Non mancano sequenze puramente ornamentali e gratuite, come quella della madre maliarda (Angelina Jolie), che dà subito ad Alessandro un certo tipo di ‘educazione’ cingendolo, ancora in fasce, con un serpente dopo esserselo avviluppato intorno essa stessa, voluta malizia per gli spettatori. Oppure le generose grazie della moglie persiana (Rosario Dawson non la vedrò mai più con gli stessi occhi), scena che Stone ha fatto bene ad inserire, perché non è gradevole vedere solo i contorcimenti danzanti di Efestione-Jared Leto!
Durante la panoramica sulla città persiana accuratamente ricostruita ho potuto appurare lo studio meticoloso fatto per la raffigurazione delle mura di mattoni azzurri decorati che ne costituivano l’ideale ingresso come un grande corridoio a cielo aperto… mura fra le quali ho camminato quest’estate quando mi trovavo all’interno del museo delle Arti Orientali di Berlino, nel quale sono state ricostruite queste vie con i materiali originali della Persia. Vedendole nel film, essendo il ricordo ancora fresco, mi sono sentito lì. Una sensazione difficile da descrivere per chi non l’ha provata, e che mi ha fatto ripensare alle incaute considerazioni snob di Tarantino sulle “stronzate fatte al computer”.

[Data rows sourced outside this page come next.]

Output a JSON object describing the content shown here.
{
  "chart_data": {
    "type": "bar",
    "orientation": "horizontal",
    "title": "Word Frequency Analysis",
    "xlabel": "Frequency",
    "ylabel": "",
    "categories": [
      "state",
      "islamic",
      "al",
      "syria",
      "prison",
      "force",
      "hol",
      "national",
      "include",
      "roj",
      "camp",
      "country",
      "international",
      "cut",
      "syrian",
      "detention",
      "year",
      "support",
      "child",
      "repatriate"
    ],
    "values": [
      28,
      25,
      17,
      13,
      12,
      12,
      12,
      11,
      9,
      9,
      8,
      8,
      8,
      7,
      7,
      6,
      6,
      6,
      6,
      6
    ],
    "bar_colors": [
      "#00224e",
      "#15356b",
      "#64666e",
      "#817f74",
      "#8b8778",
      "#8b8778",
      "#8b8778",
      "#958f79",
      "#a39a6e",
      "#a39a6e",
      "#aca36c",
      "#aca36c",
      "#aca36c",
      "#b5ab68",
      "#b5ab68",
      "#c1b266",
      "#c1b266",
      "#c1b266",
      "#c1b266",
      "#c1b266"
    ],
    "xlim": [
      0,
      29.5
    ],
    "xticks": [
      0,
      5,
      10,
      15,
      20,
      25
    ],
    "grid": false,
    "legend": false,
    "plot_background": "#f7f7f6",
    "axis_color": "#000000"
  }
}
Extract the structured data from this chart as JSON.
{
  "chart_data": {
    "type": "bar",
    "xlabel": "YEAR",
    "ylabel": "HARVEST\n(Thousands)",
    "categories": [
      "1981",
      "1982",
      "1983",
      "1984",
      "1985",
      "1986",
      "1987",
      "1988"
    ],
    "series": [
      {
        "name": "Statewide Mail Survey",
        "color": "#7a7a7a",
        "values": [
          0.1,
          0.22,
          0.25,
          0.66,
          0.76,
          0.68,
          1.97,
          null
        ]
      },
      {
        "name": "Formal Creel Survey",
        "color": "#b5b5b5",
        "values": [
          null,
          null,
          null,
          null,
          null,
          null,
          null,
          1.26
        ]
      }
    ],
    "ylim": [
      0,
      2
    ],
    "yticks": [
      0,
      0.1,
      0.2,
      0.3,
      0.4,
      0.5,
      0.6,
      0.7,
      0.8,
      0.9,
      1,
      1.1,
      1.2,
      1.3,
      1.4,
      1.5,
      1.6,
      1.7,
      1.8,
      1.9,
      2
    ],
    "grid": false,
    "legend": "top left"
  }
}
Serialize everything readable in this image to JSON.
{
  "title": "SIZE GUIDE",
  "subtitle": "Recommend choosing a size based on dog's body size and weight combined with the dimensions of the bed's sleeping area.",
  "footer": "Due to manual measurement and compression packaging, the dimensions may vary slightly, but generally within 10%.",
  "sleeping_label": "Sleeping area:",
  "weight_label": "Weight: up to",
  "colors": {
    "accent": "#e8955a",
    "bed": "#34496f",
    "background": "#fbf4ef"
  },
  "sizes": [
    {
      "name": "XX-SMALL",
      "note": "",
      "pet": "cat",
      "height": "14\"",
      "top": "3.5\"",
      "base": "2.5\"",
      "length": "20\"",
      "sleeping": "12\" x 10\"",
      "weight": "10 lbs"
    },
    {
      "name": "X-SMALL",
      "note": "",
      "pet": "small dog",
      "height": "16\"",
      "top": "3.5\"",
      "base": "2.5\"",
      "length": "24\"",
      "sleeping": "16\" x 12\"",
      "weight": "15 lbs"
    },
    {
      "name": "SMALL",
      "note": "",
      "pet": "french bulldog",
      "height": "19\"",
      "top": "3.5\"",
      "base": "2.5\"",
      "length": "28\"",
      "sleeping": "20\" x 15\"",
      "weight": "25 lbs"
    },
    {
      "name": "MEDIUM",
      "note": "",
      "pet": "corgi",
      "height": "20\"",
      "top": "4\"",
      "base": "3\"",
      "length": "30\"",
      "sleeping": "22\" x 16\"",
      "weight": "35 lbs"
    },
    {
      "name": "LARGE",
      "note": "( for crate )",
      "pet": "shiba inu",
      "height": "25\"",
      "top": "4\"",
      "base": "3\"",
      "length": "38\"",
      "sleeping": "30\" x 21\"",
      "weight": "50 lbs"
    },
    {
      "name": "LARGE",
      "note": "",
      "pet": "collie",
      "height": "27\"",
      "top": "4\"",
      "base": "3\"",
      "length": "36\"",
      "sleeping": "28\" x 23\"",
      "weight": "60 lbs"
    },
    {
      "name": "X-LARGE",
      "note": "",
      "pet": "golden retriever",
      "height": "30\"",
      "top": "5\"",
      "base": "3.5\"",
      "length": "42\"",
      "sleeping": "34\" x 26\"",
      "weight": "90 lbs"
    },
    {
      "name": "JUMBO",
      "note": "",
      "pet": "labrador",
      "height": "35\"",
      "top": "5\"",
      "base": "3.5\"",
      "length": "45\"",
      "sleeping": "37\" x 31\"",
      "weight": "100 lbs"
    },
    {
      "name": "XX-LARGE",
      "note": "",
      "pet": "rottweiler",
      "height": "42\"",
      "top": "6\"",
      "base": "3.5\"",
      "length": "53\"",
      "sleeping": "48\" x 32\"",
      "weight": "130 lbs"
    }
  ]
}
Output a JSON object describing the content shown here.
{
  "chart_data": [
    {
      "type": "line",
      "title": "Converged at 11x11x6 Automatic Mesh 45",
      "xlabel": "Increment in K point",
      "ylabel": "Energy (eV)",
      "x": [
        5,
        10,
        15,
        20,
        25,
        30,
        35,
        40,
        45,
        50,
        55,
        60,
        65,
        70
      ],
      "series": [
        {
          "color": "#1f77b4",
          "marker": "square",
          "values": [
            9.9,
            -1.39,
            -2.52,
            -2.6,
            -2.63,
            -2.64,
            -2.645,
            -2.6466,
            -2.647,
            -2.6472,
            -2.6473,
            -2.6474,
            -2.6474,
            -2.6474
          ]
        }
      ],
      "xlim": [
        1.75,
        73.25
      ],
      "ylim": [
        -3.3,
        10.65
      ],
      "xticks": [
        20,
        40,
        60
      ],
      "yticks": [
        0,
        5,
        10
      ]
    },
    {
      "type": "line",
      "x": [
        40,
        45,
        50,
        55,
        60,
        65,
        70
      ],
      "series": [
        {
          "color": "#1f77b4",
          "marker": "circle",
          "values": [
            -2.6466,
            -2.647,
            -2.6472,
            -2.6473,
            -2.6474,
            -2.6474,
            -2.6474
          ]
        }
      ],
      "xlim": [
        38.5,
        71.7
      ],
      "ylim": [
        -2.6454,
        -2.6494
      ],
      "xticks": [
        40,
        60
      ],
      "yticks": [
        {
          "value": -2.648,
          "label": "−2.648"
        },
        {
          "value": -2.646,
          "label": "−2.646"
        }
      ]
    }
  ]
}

Per il resto, il film ha una costruzione abbastanza tradizionale, senza le subliminali sequenze-lampo di solito amate dal regista e con un solo lungo flashback che vede la descrizione della morte, misteriosa, ma non troppo, del padre adottivo del condottiero, interpretato da un “mono-oculare” Val Kilmer.
Dopo questo, si segue il filo della storia in modo cronologicamente rigoroso e senza ellissi.
Nelle oltre tre ore di programmazione lo spettro della noia, che legittimamente si può temere dalle prime verbosissime scene, diminuisce al punto che verso la fine ci si sentirebbe pronti ad affrontare un’altra ora delle gesta del condottiero che morì imbattuto. Merito probabilmente anche di Collin Farrell, che alla prima grande occasione della sua carriera ha offerto ad Alessandro - forse involontariamente, ma poco importa - un volto bonario molto distante da quello che ci si aspetterebbe. Credo che tanti come me gradiscano essere spiazzati in questo genere di cose.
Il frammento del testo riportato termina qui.